O lance da grande penalidade
Todavia, a um candidato a cargos importantes é legítimo exigir alguma bagagem em termos de ponderação. Foi essa que falhou a Rui Moreira quando, no meio de um programa da RTP (Economix), veio à baila o assunto das eleições em Itália e a reacção do putativo candidato foi espontânea. Talvez demasiado, quando se falou do Grillo que deixou em pânico a classe política desta Europa unida em torno de um vulcão.
Aparte o desdém pelo humorista (como se fosse coisa que se pegue), saltou-me à vista o seu comentário abalizado (de autor de um livro acerca do tema) a propósito da democracia directa.
Nem de comentário se pode apelidar, mas a intervenção do senhor que não é um político nem admite qualquer tipo de filiação partidária resume-se no seu exemplo ilustrativo do que entende por democracia directa: a ideia é as pessoas votarem em casa, pelo Facebook, e agora imagine-se que apanham um homicida de crianças e é colocada a questão: acha que este bandido deve ser condenado á morte? E a pessoa, de forma instintiva, tende a votar a favor.
Para não me alongar nem pego pela imbecilidade mais óbvia, a do recurso ao exemplo extremo e impraticável, pelo menos fora de um contexto de absoluto caos no qual da Constituição da República se fizesse tábua rasa. Pego sim pela queda desamparada do demagogo na tentação de equiparar os eleitores a criaturas destituídas de inteligência, de bom senso e de capacidade de decisão.
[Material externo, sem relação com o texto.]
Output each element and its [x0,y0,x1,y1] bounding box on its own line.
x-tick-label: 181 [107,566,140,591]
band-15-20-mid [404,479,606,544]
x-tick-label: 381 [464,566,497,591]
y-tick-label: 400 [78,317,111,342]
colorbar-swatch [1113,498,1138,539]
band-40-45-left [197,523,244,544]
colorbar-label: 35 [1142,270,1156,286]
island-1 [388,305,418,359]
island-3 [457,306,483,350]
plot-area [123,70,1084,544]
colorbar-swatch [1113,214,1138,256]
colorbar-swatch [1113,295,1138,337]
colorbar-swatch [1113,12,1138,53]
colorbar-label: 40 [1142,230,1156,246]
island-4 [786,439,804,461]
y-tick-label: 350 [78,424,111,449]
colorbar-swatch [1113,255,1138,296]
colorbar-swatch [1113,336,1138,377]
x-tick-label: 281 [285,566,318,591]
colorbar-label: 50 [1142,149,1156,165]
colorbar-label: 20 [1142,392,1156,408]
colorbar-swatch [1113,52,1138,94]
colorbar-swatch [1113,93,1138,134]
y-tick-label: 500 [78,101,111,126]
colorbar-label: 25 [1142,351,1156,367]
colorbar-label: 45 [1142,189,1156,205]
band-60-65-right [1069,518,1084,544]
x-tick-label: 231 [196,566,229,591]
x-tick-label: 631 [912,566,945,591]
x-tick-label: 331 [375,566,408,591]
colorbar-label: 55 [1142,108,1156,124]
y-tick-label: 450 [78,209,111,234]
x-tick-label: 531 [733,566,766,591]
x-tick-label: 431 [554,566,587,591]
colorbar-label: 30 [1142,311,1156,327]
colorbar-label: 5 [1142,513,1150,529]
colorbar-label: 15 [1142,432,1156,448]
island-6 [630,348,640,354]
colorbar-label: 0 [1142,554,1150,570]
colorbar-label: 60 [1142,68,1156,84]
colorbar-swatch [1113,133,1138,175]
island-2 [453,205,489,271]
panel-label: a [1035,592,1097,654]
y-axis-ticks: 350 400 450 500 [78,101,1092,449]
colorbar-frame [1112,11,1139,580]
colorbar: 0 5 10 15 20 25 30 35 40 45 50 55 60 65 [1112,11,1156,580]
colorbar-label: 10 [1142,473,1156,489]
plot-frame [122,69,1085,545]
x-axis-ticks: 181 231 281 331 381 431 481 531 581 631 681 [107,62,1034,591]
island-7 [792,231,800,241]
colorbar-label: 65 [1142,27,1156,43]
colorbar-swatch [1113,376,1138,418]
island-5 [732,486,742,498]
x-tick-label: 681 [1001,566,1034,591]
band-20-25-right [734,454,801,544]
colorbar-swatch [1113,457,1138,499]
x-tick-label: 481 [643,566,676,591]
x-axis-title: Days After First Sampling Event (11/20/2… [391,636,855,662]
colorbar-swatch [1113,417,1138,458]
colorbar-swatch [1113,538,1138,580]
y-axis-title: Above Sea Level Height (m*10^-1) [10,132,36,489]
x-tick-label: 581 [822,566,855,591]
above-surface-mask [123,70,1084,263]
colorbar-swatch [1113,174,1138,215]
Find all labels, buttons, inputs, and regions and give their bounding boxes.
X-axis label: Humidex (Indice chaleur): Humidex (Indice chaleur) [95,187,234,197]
É isso que está implícito na figura do tal votante por impulso, movido apenas pela fúria vingadora do Neandertal a quem a democracia representativa até permite seleccionar de entre uma elite com capacidade superior alguém que fale e decida por si.
Se Rui Moreira vier a ser o Presidente da Câmara do Porto, por livre escolha dos eleitores a quem o próprio não confiaria nem uma decisão jurídica (fantástico, num Estado de Direito, mesmo com uma democracia directa, este conceito tão radical) até eu ficarei na dúvida relativamente à pertinência dessa sua opinião.